菜百股份は、同社は市場のフィードバックに基づいて、サブブランドの育成と運営戦略を継続的に最適化し、サブブランドの効率的かつ高品質な開発を推進すると述べています。
以前の老舗黄金A株の目論見書によると、国内で古法黄金製品を扱う金宝飾品の上場企業は約11社あり、トップ陣営の周大福、老凤祥、周生生(0116.HK)などが含まれています。
老舗黄金は中国で最初に「古法黄金」の概念を推進したブランドですが、競争者が多いため、同社のこの分野での市場シェアは高くありません。
老舗黄金の目論見書によると、2023年の中国での古法黄金宝飾品の売上高に基づいて計算すると、上位5社の古法黄金宝飾品ブランドの市場シェアはいずれも3%を超え、上位2社のブランドの市場シェアはいずれも10%を超えています。同時期、老舗黄金の市場シェアは2%で、7位でした。
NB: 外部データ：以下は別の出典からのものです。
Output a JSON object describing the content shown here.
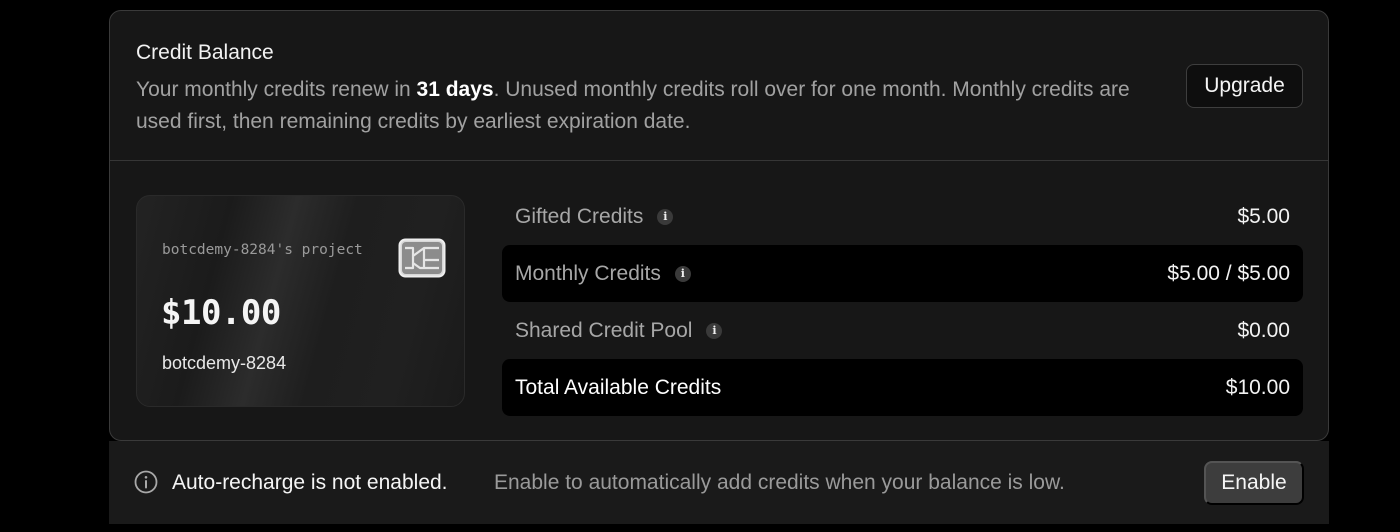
{
  "credit_balance": {
    "title": "Credit Balance",
    "desc_prefix": "Your monthly credits renew in ",
    "desc_days": "31 days",
    "desc_suffix": ". Unused monthly credits roll over for one month. Monthly credits are used first, then remaining credits by earliest expiration date.",
    "upgrade_label": "Upgrade"
  },
  "card": {
    "project": "botcdemy-8284's project",
    "amount": "$10.00",
    "name": "botcdemy-8284",
    "icon": "chip-icon"
  },
  "rows": [
    {
      "label": "Gifted Credits",
      "value": "$5.00",
      "info": true,
      "highlight": false
    },
    {
      "label": "Monthly Credits",
      "value": "$5.00 / $5.00",
      "info": true,
      "highlight": true
    },
    {
      "label": "Shared Credit Pool",
      "value": "$0.00",
      "info": true,
      "highlight": false
    },
    {
      "label": "Total Available Credits",
      "value": "$10.00",
      "info": false,
      "highlight": true
    }
  ],
  "info_glyph": "i",
  "auto_recharge": {
    "status": "Auto-recharge is not enabled.",
    "message": "Enable to automatically add credits when your balance is low.",
    "enable_label": "Enable",
    "icon": "info-circle-icon"
  }
}
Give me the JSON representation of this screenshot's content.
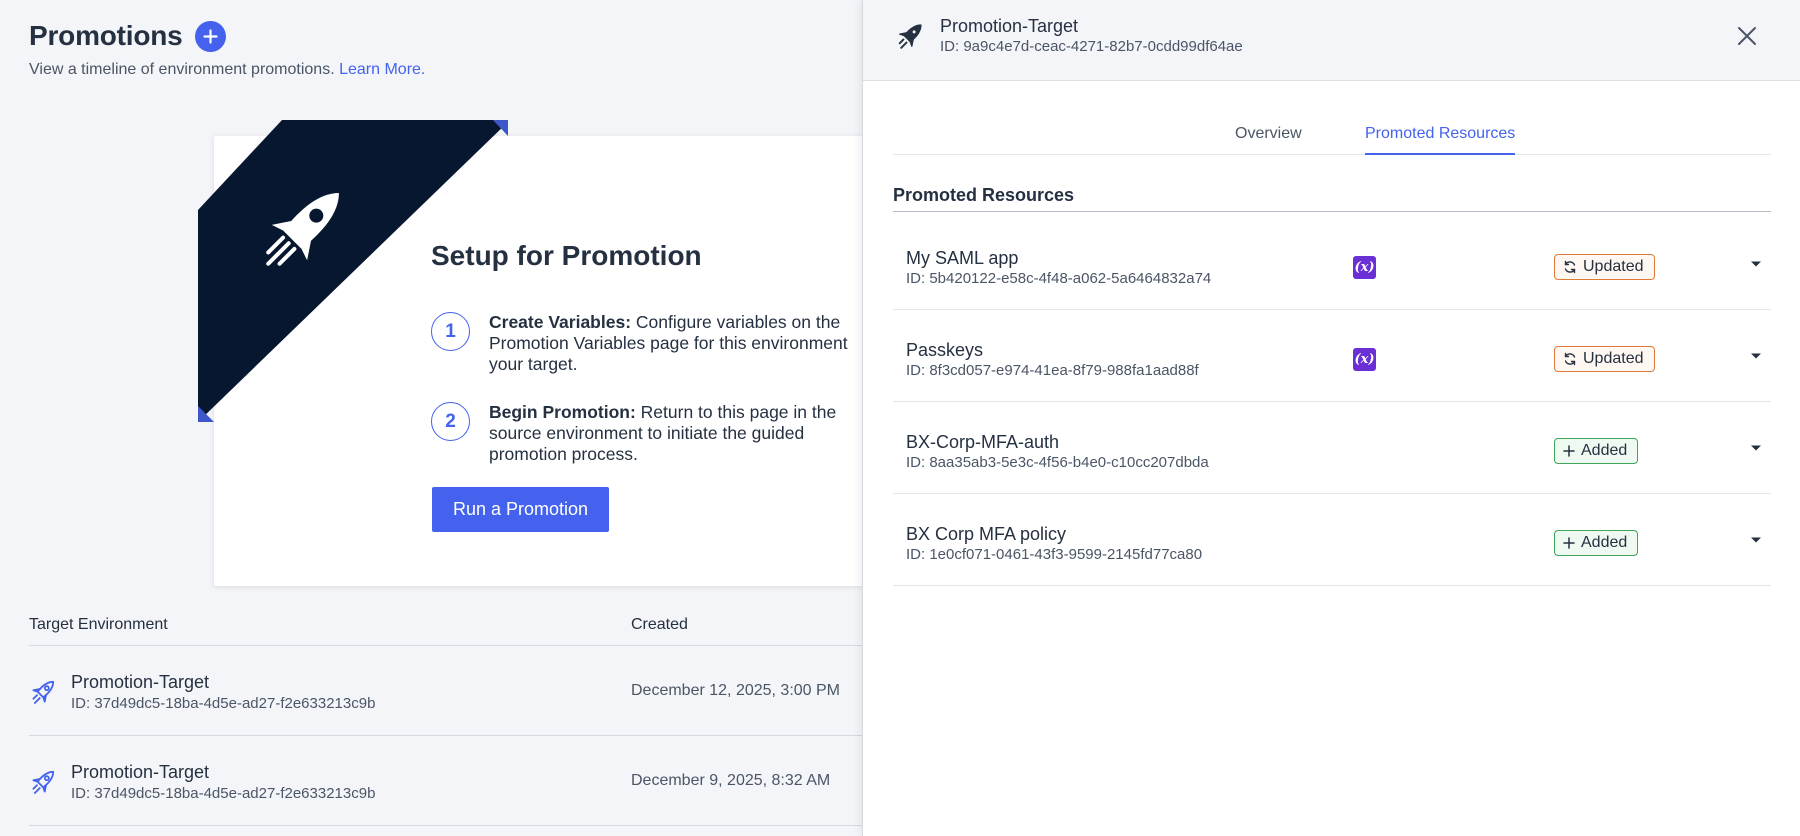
{
  "page": {
    "title": "Promotions",
    "subtitle": "View a timeline of environment promotions.",
    "learn_more": "Learn More."
  },
  "setup": {
    "title": "Setup for Promotion",
    "steps": [
      {
        "num": "1",
        "heading": "Create Variables:",
        "body": "Configure variables on the Promotion Variables page for this environment your target."
      },
      {
        "num": "2",
        "heading": "Begin Promotion:",
        "body": "Return to this page in the source environment to initiate the guided promotion process."
      }
    ],
    "button": "Run a Promotion"
  },
  "table": {
    "headers": [
      "Target Environment",
      "Created"
    ],
    "rows": [
      {
        "name": "Promotion-Target",
        "id": "ID: 37d49dc5-18ba-4d5e-ad27-f2e633213c9b",
        "created": "December 12, 2025, 3:00 PM"
      },
      {
        "name": "Promotion-Target",
        "id": "ID: 37d49dc5-18ba-4d5e-ad27-f2e633213c9b",
        "created": "December 9, 2025, 8:32 AM"
      }
    ]
  },
  "drawer": {
    "title": "Promotion-Target",
    "id": "ID: 9a9c4e7d-ceac-4271-82b7-0cdd99df64ae",
    "tabs": [
      {
        "label": "Overview",
        "active": false
      },
      {
        "label": "Promoted Resources",
        "active": true
      }
    ],
    "section_title": "Promoted Resources",
    "resources": [
      {
        "name": "My SAML app",
        "id": "ID: 5b420122-e58c-4f48-a062-5a6464832a74",
        "has_variable": true,
        "variable_icon": "(x)",
        "status": "Updated"
      },
      {
        "name": "Passkeys",
        "id": "ID: 8f3cd057-e974-41ea-8f79-988fa1aad88f",
        "has_variable": true,
        "variable_icon": "(x)",
        "status": "Updated"
      },
      {
        "name": "BX-Corp-MFA-auth",
        "id": "ID: 8aa35ab3-5e3c-4f56-b4e0-c10cc207dbda",
        "has_variable": false,
        "variable_icon": "",
        "status": "Added"
      },
      {
        "name": "BX Corp MFA policy",
        "id": "ID: 1e0cf071-0461-43f3-9599-2145fd77ca80",
        "has_variable": false,
        "variable_icon": "",
        "status": "Added"
      }
    ]
  },
  "icons": {
    "add": "plus-circle-icon",
    "banner": "rocket-icon",
    "row": "rocket-outline-icon",
    "close": "close-icon",
    "variable": "variable-icon",
    "updated": "sync-icon",
    "added": "plus-icon",
    "expand": "chevron-down-icon"
  },
  "colors": {
    "accent": "#4462ed",
    "banner": "#081730",
    "variable": "#6b2fd6",
    "updated_border": "#e07a3a",
    "added_border": "#3fa55a",
    "text": "#253041"
  }
}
同社の業績は引き続き急速に成長するのか?これは、同社が以前にA株IPO(新規株式公開)を申請した際に、審査委員会が尋ねた重要なポイントの1つでもあります。
2021年7月22日、第18回審査委員会2021年第78回会議の審査結果の発表によると、老舗黄金A株(初回発行)は承認されませんでした。同社の収益の伸びが速く、粗利益率が同業他社よりも著しく高いことが、審査委員会が提起した主な問題です。
当時、審査委員会は老舗黄金の代表者に説明を求めた問題には、収益の伸び幅、1店舗あたりの売上高、1店舗あたりの平米効率、1店舗あたりの粗利益率などが同業他社よりも高い具体的な理由と合理性、業界の消費および発展傾向と一致するかどうか、同社の異なる地域の直営店の上記の指標の比較状況とその違いの理由。同じ消費者がオンラインとオフラインで同時に消費し、同じ消費者が異なる都市のオフライン店舗で消費する具体的な状況、上記の消費行動の合理性、多額の現金消費が存在する理由と合理性が含まれます。
財務報告書によると、2022年、老舗黄金の収益の伸びは大幅に低下し、わずか2.34%にとどまり、純利益は前年比16.99%減少しました。2023年と2024年には、業績は急速な成長を回復しました。